Les dessous de la crise
Grégory Luna
Voici un point de vue aux antipodes des idées reçues de nature à provoquer un débat…
Pour un plat de lentilles1
Après avoir enfilé au pied de la Bourse leurs masques de Fawkes, nos « indignés » qui passent à la télévision, et ayant l’air de bien connaître le sujet, ont sûrement oublié que les affreux spéculateurs qu’ils dénoncent sont bien ceux qui assurent actuellement la pérennité des échanges commerciaux de nos économies globalisantes. Et si on les supprimait pour plaire aux « moralistes », je crains qu’aucun échange de biens et donc de richesses entre les peuples ne puisse s’effectuer. Qu’on le veuille ou non, en rachetant le risque qu’engagent les banques pour garantir aux entreprises d’être payées sur le montant fixé à la vente (l’instabilité des devises et autres variables mettant en péril les transactions), ils rétablissent l’harmonie indispensable au bon déroulement du commerce. C’est un peu comme dans le Far West, les spéculateurs sont pour les entreprises ce que les colts étaient pour les cow-boys : un instrument de pacification.

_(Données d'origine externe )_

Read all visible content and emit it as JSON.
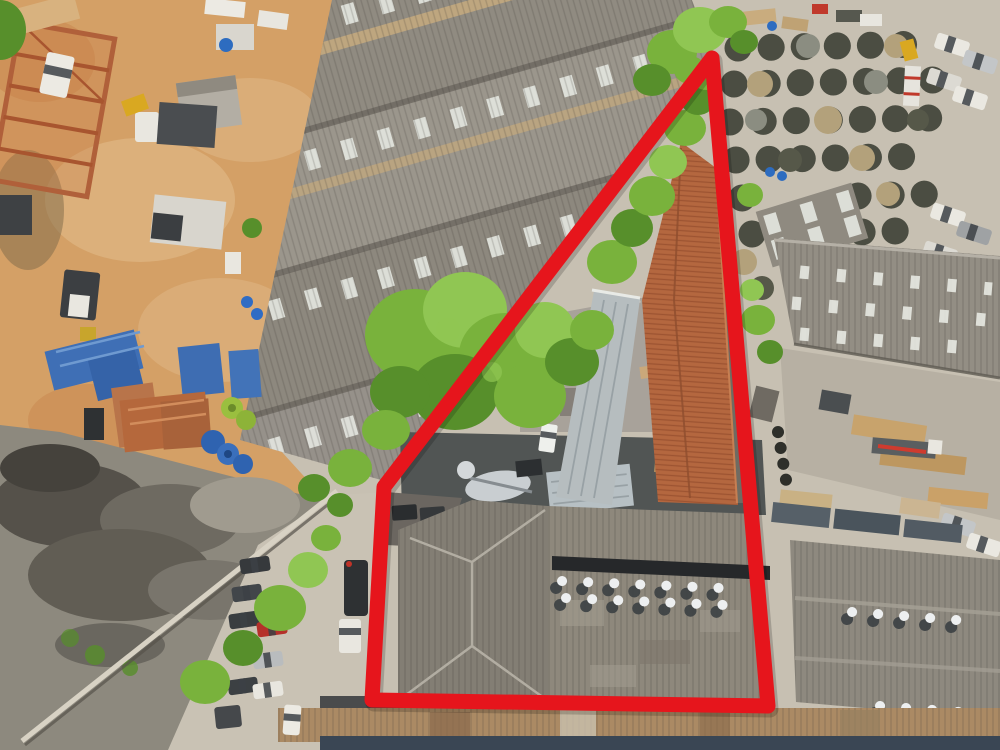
{
  "scene": {
    "title": "Aerial drone view of an industrial district with a red property boundary outline",
    "view": "top-down aerial photograph",
    "setting": "warehouses, construction dirt yard, cable reel storage, gravel piles and parked vehicles"
  },
  "boundary": {
    "points": "712,58 384,487 372,700 768,706",
    "color": "#e6151c",
    "stroke_width": 15,
    "style": "closed polygon with rounded corners"
  },
  "palette": {
    "concrete": "#c7c0b2",
    "dirt": "#d4a066",
    "dirt_light": "#e2bd8d",
    "gravel": "#8d897e",
    "street": "#c9c2b4",
    "warehouse_gray": "#9a958b",
    "roof_se": "#8e887c",
    "hip_roof": "#837e74",
    "terracotta": "#b4673f",
    "metal_roof": "#b6bdbf",
    "tree_green": "#79b23c",
    "rust_roof": "#ab8a64",
    "navy_roof": "#3a4654",
    "skylight": "#e3e5de",
    "vent_white": "#eef0ee",
    "right_roof": "#938e84"
  },
  "regions": {
    "top_left": "construction dirt yard with rusty steel frame and trucks",
    "top_center": "stepped gray warehouse roofs with skylight rows",
    "top_right": "cable reel storage yard with rows of parked white cars",
    "center": "tree line along boundary; terracotta tiled roof inside property",
    "bottom_left": "gravel piles, perimeter wall and street with parked cars",
    "bottom_center": "large gray warehouse roof with turbine vents inside property",
    "bottom_right": "adjacent warehouse roofs with turbine vents",
    "bottom_strip": "rusty corrugated roof strip and dark blue roof strip"
  }
}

Une crise d’une autre nature
De plus, j’aimerais préciser que la crise européenne actuelle n’est imputable ni aux spéculateurs, ni aux agences de notation — comme lors de la crise dite des « subprimes » où elles avaient été suspectées de complaisance commerciale, ni même aux diverses contingences inflationnelles qui ont souvent pour conséquence d’augmenter les taux d’emprunts émis par les banques centrales (FED, BCE). Non, la crise qui sévit en Europe est le résultat de nos politiques électoralistes ; elle n’est en réalité que le fruit d’une concupiscence généralisée de nos États. En vérité, nous vivons bien au-dessus de nos moyens et ce, depuis longtemps, depuis qu’on imagine le capitalisme comme moyen de jouissance ! C’est le cas de la Grèce, mais aussi celui de l’Espagne, du Portugal, de l’Italie et dans une moindre mesure celui de la France où les dépenses publiques et le détournement de la fiscalité sont des viatiques nationaux.
Ainsi donc, si aujourd’hui ces pays sont les grands perdants de l’Europe — en raison d’un assujettissement économique substantiel de leur pouvoir politique : à qui la faute ? Aucune banque, aucun trader ni aucun investisseur ne sont à l’origine des emprunts de ces États-providence – qui empruntent « toujours plus » afin de maintenir leurs illusions d’après guerre2. Et quoiqu’en dise le célèbre résistant Stéphane Hessel, on a beau imaginer un nouveau monde, encore faut-il avoir les moyens de ses ambitions.
La fable des abeilles
D’ailleurs, c’est non sans ironie que les circonstances nous rappellent de quelle pâte nous avons été tirés ; en effet, lorsqu’on y réfléchit bien, quel individu – quand bien même il serait vertueux – irait acheter au supermarché des vêtements qui ne sont pas à son goût, sous prétexte que les autres ont été fabriqués par des enfants à l’autre bout du monde ? Aucun… Hélas ; et je dirais même – non sans tristesse – qu’il serait dangereux pour lui-même et ceux qui travaillent qu’il en soit autrement. De la même manière, sans la demande excessive de certains, comment le reste du monde parviendrait-il à subvenir à ses besoins par le travail ? D’où la nécessité des échanges dans notre bas monde ; et pour aller jusqu’au bout des choses, la nécessité d’un égoïsme coupable, seule capable de produire la faim nécessaire à nourrir l’humanité3. Mais là, n’est-ce pas l’affaire de Dieu ?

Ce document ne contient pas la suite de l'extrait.